For further information regarding the completion of the transaction and the delisting of GEDI, that occurred in August 2020, refer to section “Subsequent events and 2020 outlook”.

Approved resolutions at the Annual General Meeting of Shareholders held on 20 May 2020

The EXOR Annual General Meeting held on 20 May 2020 adopted the 2019 Annual Report and approved the dividend distribution of €0.43 per outstanding share, for a maximum distribution of approximately €100 million.

The Annual General Meeting also approved the amendment of the remuneration policy of the board of directors to align such policy with the new statutory requirements of the EU Shareholder Rights Directive.

The Annual General Meeting also reappointed Mr. John Elkann as executive director with title Chief Executive Officer (CEO) and Chairman, for a term of three years. Additionally, the AGM reappointed for a term of three years Mr. M. Bolland as non-executive director with the title of Senior Non-Executive Director, and each of Mr. A. Agnelli, Mr. J. Bae, Ms. M. Bethell, Mrs. L. Debroux, Mrs. G. Elkann, Mr. A. Horta-Osório and Mr. A. Nasi as non-executive directors.

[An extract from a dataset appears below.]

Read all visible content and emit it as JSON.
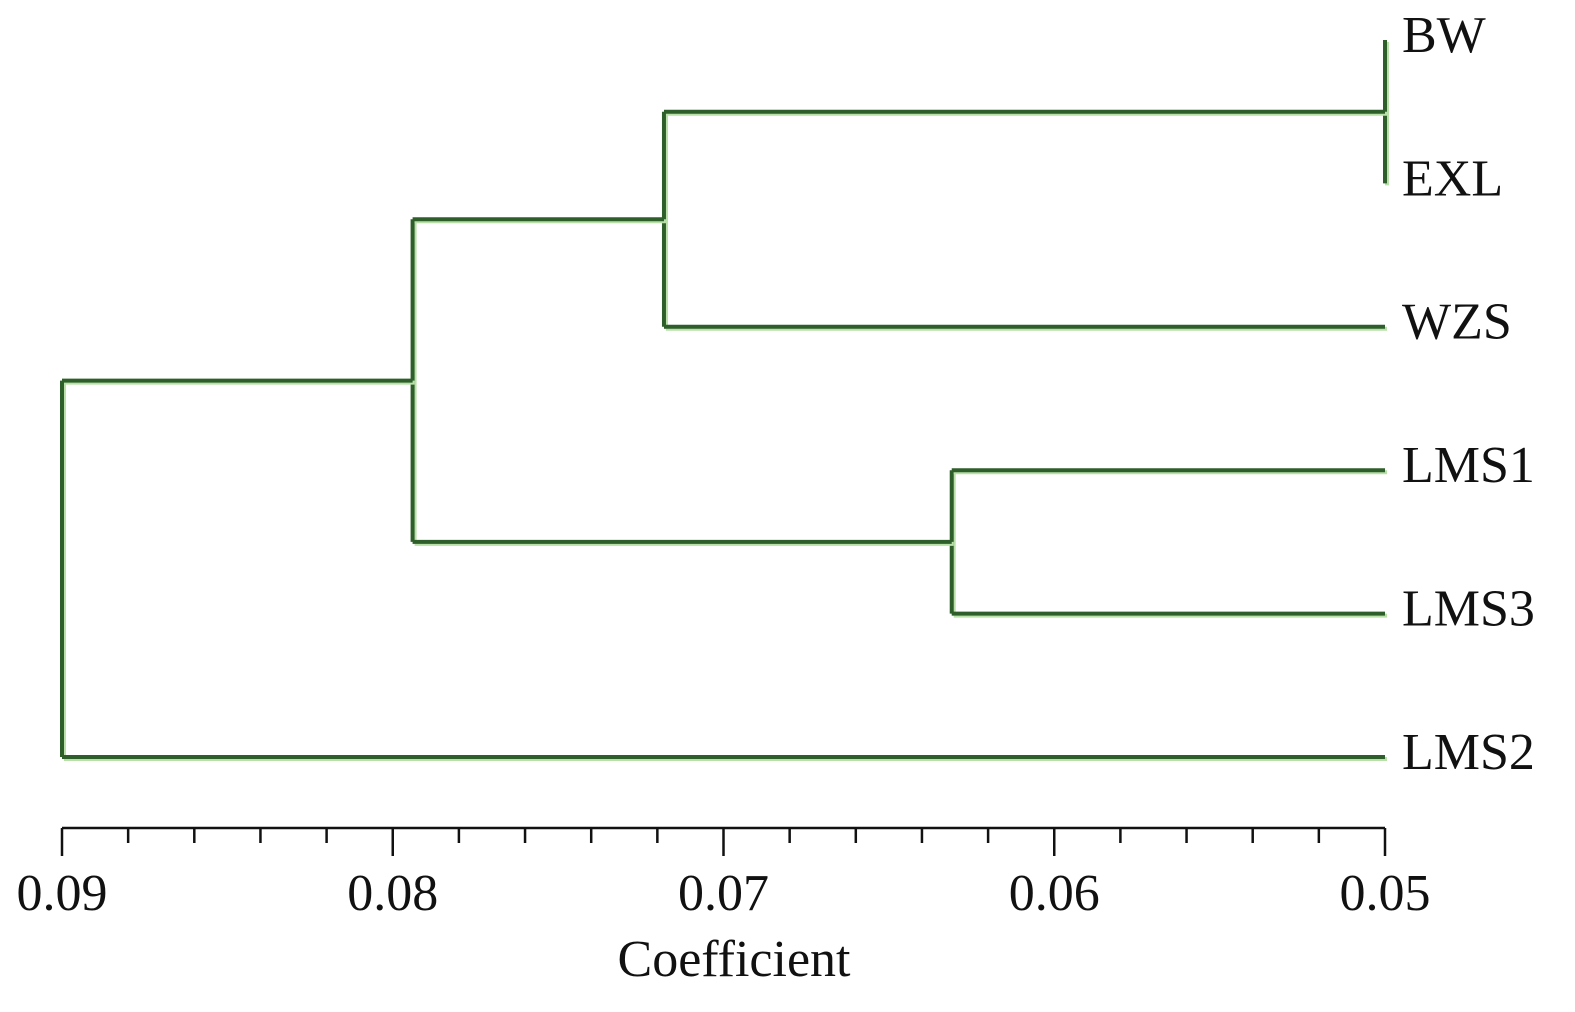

The Annual General Meeting also approved the extension of the authorization for the purchase of EXOR’s shares on the market for 18 months from the date of the Shareholder’s resolution, for a maximum number of shares such as not to exceed the limit set by law, with a maximum disbursement of €500 million.

EXOR credit rating by Standard & Poor’s

On 27 May 2020 Standard & Poor’s affirmed EXOR’s long-term and short-term ratings (“BBB+” and “A-2” respectively) and revised the outlook to “stable” from “positive”.

Reopening of non-convertible EXOR bond due on 14 October 2034

On 19 June 2020 EXOR announced reopening of its €300 million bonds issued on 14 October 2019 and due on 14 October 2034, increasing the amount by €200 million, with settlement date 23 June 2020. The new bonds, issued through a private placement to institutional investors with a fixed annual coupon of 1.75%, are listed on the Luxembourg Stock Exchange for trading on the Euro MTF Market, with a BBB+ credit rating assigned by Standard & Poor’s.